Italian Altarpieces in the Royal Collection: 1300-1500
Prince Albert's taste in early Italian art marked him out amongst collectors
The Marriage of the Virgin
c. 1339-42RCIN 406768
At the death of the Florentine master Giotto in 1337, Bernardo Daddi became one of the most active painters in early fourteenth-century Florence. Daddi's San Pancrazio Altarpiece, of which this panel was a part, was incredibly influential for large-scale altarpiece painting in that city. The scale of Daddi's altarpiece was no doubt inspired by the multi-tiered altarpieces painted for Florentine churches by the Sienese artist, Ugolino di Nerio (documented 1317-27; died probably 1329).
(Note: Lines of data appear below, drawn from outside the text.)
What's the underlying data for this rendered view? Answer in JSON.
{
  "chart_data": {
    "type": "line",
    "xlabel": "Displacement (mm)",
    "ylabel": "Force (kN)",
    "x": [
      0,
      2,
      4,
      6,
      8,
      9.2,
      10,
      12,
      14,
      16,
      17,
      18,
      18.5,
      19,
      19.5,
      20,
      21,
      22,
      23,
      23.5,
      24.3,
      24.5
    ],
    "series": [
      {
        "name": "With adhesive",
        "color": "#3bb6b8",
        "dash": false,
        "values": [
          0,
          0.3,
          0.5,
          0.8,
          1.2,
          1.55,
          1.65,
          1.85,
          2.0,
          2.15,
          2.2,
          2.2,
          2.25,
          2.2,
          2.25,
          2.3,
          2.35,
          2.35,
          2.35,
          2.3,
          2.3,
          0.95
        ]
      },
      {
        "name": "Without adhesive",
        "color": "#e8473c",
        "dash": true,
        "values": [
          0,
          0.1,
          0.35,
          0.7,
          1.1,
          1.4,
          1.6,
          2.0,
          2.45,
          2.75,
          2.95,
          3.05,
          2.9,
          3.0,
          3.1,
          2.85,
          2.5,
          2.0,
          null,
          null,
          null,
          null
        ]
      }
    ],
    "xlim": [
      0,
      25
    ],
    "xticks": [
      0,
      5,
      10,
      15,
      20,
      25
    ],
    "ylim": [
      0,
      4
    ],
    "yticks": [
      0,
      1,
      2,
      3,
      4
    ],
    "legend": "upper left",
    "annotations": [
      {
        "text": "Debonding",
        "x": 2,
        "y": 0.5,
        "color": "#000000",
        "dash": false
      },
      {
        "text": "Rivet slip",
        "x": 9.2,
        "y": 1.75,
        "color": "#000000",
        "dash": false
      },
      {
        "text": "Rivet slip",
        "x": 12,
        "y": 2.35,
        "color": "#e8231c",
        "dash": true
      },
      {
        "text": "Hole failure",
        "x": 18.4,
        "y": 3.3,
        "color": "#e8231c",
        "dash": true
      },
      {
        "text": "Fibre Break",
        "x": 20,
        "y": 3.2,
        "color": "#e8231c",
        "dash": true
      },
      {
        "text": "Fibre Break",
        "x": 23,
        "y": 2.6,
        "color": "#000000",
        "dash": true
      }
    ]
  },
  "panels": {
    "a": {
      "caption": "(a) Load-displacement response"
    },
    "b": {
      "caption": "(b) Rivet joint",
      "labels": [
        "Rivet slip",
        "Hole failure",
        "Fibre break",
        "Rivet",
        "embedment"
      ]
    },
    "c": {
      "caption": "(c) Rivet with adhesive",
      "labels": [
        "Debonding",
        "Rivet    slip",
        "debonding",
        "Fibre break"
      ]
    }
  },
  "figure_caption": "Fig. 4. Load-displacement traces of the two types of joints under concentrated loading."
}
This altarpiece was exceptionally elaborate, consisting of seven main panels, pinnacles, and a predella. The predella is the row of panels which make up the lowest tier of an altarpiece, often formed of narrative scenes, or standing figures, which relate to the subject matter above. The Marriage of the Virgin was part of a predella which told the story of the early life of the Virgin.
Taken from either the apocryphal Gospel of James, or Jacobus de Voragine's The Golden Legend, this panel shows the moment in which the Priest joins the hands of Joseph and the Virgin Mary in marriage. Each of the Virgin's suitors had been instructed to bring a rod to the Temple. Of these, it is Joseph's rod that flowers and onto which the Holy Spirit descends, signalling that he has been chosen. The disappointed, unsuccessful suitors jostle and break their rods.